Objectives: 1. To define the “at risk” population, prone to developing laryngopharyngeal reflux. 2. To formulate major and minor risk factors for the clinical diagnosis of patients with laryngopharyngeal reflux. 3. To evaluate the efficacy of lifestyle management alone as a treatment option. 4. To formulate a treatment protocol for the management of patients and to prevent recurrence.

Study design: We performed a prospective analysis of 234 patients diagnosed with laryngopharyngeal reflux. Patients were randomized into study and control groups based on the treatment protocol, using a computer generated randomization table and were single blinded to the type of therapy received. A complete analysis of the possible risk factors, symptoms, and signs was performed with statistical analysis.
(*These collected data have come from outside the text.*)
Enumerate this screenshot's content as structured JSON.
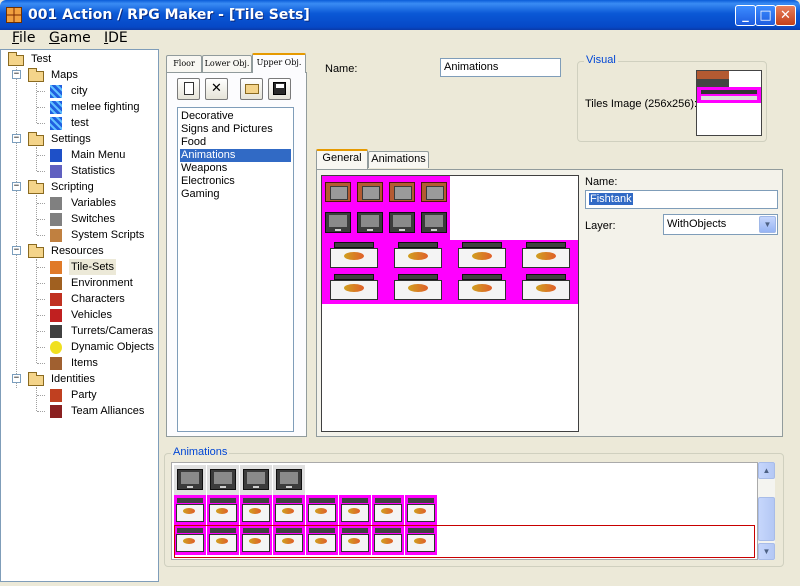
{
  "window": {
    "title": "001 Action / RPG Maker - [Tile Sets]",
    "minimize": "_",
    "maximize": "□",
    "close": "✕"
  },
  "menu": [
    {
      "label": "File",
      "u": "F",
      "rest": "ile"
    },
    {
      "label": "Game",
      "u": "G",
      "rest": "ame"
    },
    {
      "label": "IDE",
      "u": "I",
      "rest": "DE"
    }
  ],
  "tree": {
    "root": "Test",
    "items": [
      {
        "label": "Maps",
        "icon": "folder-icon"
      },
      {
        "label": "city",
        "icon": "map-icon"
      },
      {
        "label": "melee fighting",
        "icon": "map-icon"
      },
      {
        "label": "test",
        "icon": "map-icon"
      },
      {
        "label": "Settings",
        "icon": "folder-icon"
      },
      {
        "label": "Main Menu",
        "icon": "menu-icon"
      },
      {
        "label": "Statistics",
        "icon": "statistics-icon"
      },
      {
        "label": "Scripting",
        "icon": "folder-icon"
      },
      {
        "label": "Variables",
        "icon": "variables-icon"
      },
      {
        "label": "Switches",
        "icon": "switches-icon"
      },
      {
        "label": "System Scripts",
        "icon": "system-scripts-icon"
      },
      {
        "label": "Resources",
        "icon": "folder-icon"
      },
      {
        "label": "Tile-Sets",
        "icon": "tile-sets-icon"
      },
      {
        "label": "Environment",
        "icon": "environment-icon"
      },
      {
        "label": "Characters",
        "icon": "characters-icon"
      },
      {
        "label": "Vehicles",
        "icon": "vehicles-icon"
      },
      {
        "label": "Turrets/Cameras",
        "icon": "turrets-icon"
      },
      {
        "label": "Dynamic Objects",
        "icon": "dynamic-objects-icon"
      },
      {
        "label": "Items",
        "icon": "items-icon"
      },
      {
        "label": "Identities",
        "icon": "folder-icon"
      },
      {
        "label": "Party",
        "icon": "party-icon"
      },
      {
        "label": "Team Alliances",
        "icon": "team-alliances-icon"
      }
    ]
  },
  "tileset_tabs": [
    "Floor",
    "Lower Obj.",
    "Upper Obj."
  ],
  "toolbar": {
    "new": "new-icon",
    "delete": "delete-icon",
    "open": "open-folder-icon",
    "save": "save-icon"
  },
  "categories": [
    "Decorative",
    "Signs and Pictures",
    "Food",
    "Animations",
    "Weapons",
    "Electronics",
    "Gaming"
  ],
  "selected_category": "Animations",
  "name_label": "Name:",
  "name_value": "Animations",
  "visual": {
    "title": "Visual",
    "tiles_label": "Tiles Image (256x256):"
  },
  "editor_tabs": [
    "General",
    "Animations"
  ],
  "tile_props": {
    "name_label": "Name:",
    "name_value": "Fishtank",
    "layer_label": "Layer:",
    "layer_value": "WithObjects"
  },
  "animations_group": "Animations",
  "colors": {
    "accent": "#316ac5",
    "magenta": "#ff00ff",
    "group_title": "#0046d5"
  }
}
Results and conclusion: The data has helped us define the “at risk” population and formulate the criteria to diagnose cases of laryngopharyngeal reflux, clinically. The results emphasize the non-requirement of invasive or costly investigations for all patients and indicate the probable protocol to be followed prior to considering further investigation. The role of long term proton pump inhibitor treatment along with lifestyle modification in the initial phase of treatment, as mentioned in the literature, was re-confirmed by our study. However, in addition to the initial treatment, the study establishes the need for continuing lifestyle modification further for at least six months after the cessation of proton pump inhibitor therapy to prevent early recurrence of symptoms.